Mit dem Erstarken der Naturwissenschaften (empirische Methoden, Experiment usw.), einem sich verändernden Wissenschaftsbegriff (Emanzipation der Disziplinen von der alles beherrschenden Theologie und Emanzipation von Glaubensvorstellungen, Verwerfung der Metaphysik ab Kant, methodologischer Atheismus usw.) und dem Aufkommen der Aufklärung mit den Konsequenzen einer zunehmenden Säkularisierung, Entkirchlichung und Entzauberung der Welt, war die Theologie an den Universitäten gezwungen, sich diesen Entwicklungen wissenschaftlich anzupassen, um überhaupt weiter als Wissenschaft gelten zu können.
Diese Verwissenschaftlichung der Theologie sorgte dann dafür, dass z.B. die HKM entstand, die dann wiederum die christlichen Schriften nicht mehr als
heilige Texte behandelte, sondern wie alles andere antike Schrifttum auch, mit entsprechenden Ergebnissen. In der Folge entfremdet sich die wissenschaftliche Theologie von den christlichen Kirchen und insbesondere von deren Anspruch, den einen wahren Glauben zu vertreten und sie entfremdet sich natürlich von den normal-glaubenden christlichen Gläubigen. Plötzlich existiert an den Universitäten also eine wissenschaftlich sein wollende Theologie, die nun gerade die Glaubensaspekte zumindest methodisch-wissenschaftlich ausklammert. Gleichzeitig können die für die Theologie an den Universitäten verantwortlichen Kirchen aber natürlich nicht auf ihren christlichen Glaubensaspekt verzichten, sonst löst sich christliche Theologie in Religionswissenschaft, Kulturwissenschaft, Archeologie, Geschichtswissenschaft und Philosophie(geschichte) auf, ohne dabei die zentralen christlichen Glaubensinhalte wissenschaftlich untermauern und verteidigen zu können.
Das ist in der Tat ein Dilemma, auf das die kanonische und Ratzinger-Exegese nur eine Reaktion darstellt. Ihr Irrtum liegt darin, einen verzweifelten Spagat zu versuchen, um mit dem einen Bein im christlichen Glauben zu bleiben und mit dem anderen Bein im wissenschaftlichen Betrieb an den Universitäten. Das kann nicht funktionieren. Es ist eine Verzweiflungstat besonders des heutigen Katholizismus, das Rad der historischen Entwicklung der Wissenschaften dadurch zurückdrehen zu wollen, dass er erklärt, die Wissenschaften und auch die wissenschaftliche Theologie seien für den
Glauben eigentlich gar nicht zuständig, Theologie aber an den Universitäten trotzdem weiter gelehrt und betrieben werden soll.

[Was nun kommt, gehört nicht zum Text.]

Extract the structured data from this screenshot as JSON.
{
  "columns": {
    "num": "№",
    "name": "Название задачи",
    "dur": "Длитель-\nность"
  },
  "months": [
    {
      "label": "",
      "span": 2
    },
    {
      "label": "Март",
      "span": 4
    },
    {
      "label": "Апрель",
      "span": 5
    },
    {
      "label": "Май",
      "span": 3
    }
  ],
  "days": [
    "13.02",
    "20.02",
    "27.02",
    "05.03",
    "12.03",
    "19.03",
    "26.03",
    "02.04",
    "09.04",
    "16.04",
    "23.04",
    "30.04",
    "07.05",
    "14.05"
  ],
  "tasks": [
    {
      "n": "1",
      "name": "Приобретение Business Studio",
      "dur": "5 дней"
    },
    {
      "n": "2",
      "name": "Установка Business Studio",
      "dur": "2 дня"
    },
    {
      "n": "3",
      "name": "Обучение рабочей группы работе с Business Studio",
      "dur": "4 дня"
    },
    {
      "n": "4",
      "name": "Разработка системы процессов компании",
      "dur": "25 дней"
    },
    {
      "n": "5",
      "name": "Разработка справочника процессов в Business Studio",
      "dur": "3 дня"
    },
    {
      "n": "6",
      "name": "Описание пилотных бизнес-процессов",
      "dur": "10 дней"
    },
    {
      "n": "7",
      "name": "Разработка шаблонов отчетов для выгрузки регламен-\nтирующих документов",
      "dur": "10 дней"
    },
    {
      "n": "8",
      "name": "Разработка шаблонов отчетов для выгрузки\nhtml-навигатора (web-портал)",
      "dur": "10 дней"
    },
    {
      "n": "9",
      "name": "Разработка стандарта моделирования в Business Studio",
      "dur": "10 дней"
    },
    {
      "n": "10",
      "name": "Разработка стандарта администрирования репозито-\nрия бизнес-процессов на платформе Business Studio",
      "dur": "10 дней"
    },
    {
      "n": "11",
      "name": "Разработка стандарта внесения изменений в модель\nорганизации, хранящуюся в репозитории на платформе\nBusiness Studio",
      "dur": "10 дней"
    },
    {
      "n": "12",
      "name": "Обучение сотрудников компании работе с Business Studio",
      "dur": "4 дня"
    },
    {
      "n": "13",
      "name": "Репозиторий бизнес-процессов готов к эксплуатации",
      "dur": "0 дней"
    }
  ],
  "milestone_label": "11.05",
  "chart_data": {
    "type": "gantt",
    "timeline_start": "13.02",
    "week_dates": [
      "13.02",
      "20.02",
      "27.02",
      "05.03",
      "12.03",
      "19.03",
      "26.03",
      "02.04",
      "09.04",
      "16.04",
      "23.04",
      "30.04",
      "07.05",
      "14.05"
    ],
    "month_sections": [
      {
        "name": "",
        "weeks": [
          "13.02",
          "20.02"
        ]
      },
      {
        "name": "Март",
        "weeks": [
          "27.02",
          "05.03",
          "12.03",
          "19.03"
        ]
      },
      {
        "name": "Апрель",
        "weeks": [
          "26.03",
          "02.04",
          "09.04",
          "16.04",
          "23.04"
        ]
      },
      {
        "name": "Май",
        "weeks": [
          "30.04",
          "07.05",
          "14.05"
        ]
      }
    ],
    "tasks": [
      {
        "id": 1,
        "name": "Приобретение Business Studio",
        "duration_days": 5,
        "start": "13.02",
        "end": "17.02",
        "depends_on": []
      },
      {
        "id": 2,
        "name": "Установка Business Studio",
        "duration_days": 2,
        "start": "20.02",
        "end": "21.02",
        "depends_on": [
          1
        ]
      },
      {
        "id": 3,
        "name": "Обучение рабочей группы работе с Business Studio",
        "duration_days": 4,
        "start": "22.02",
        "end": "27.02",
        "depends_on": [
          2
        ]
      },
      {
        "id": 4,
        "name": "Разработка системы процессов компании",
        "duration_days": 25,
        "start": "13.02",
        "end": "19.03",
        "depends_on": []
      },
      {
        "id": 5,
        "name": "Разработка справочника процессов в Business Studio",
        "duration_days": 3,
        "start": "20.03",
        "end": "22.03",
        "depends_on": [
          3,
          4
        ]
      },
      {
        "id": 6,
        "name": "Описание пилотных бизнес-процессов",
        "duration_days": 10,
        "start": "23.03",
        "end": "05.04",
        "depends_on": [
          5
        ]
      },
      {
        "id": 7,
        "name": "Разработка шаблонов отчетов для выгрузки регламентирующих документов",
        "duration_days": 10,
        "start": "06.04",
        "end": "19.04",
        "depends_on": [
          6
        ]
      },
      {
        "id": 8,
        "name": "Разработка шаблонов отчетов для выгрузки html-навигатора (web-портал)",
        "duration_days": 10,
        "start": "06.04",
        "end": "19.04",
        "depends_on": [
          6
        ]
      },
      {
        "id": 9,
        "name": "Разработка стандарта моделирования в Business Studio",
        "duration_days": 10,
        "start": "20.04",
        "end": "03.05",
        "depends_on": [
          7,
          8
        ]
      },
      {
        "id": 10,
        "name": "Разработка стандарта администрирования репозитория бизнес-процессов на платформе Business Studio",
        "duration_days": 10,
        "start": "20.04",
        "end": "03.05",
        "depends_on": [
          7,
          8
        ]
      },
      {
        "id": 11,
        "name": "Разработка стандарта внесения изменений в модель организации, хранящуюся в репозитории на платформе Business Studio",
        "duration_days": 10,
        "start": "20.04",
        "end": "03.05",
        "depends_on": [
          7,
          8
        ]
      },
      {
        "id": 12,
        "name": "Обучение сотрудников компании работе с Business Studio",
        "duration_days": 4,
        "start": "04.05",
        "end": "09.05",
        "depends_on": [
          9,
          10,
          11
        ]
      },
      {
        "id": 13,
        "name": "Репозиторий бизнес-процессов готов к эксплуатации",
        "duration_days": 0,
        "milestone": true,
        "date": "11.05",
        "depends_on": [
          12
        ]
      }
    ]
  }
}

Die ev. Kirche hat im Grunde dasselbe Problem, geht aber anders damit um. Sie versucht nicht die Entwicklung der Wissenschaften zu kritisieren, und sie muss auch nicht so viele und so starke Glaubensinhalte und Dogmen verteidigen, wie die rKK. Die ev. Gläubigen, die mit der an den Universitäten betriebenen ev. Theologie so wenig anfangen können wie die römisch-katholischen, lässt sie einfach machen und versucht evangelikale und fundamentalistische Strömungen so gut es geht zu integrieren. Zudem dürfen die Protestanten fast alles glauben, was sie glauben wollen. Sie sind nur auf ganz wenige zentrale Glaubenssätze (im Glaubensbekenntnis) verpflichtet und dann ist sie noch äußerst liberal, was deren Auslegung angeht. Ein ev. Christ muss nicht einmal an die leibliche Auferstehung Christi glauben, wenn er nicht will und gilt immer noch als evangelisch-
gläubig.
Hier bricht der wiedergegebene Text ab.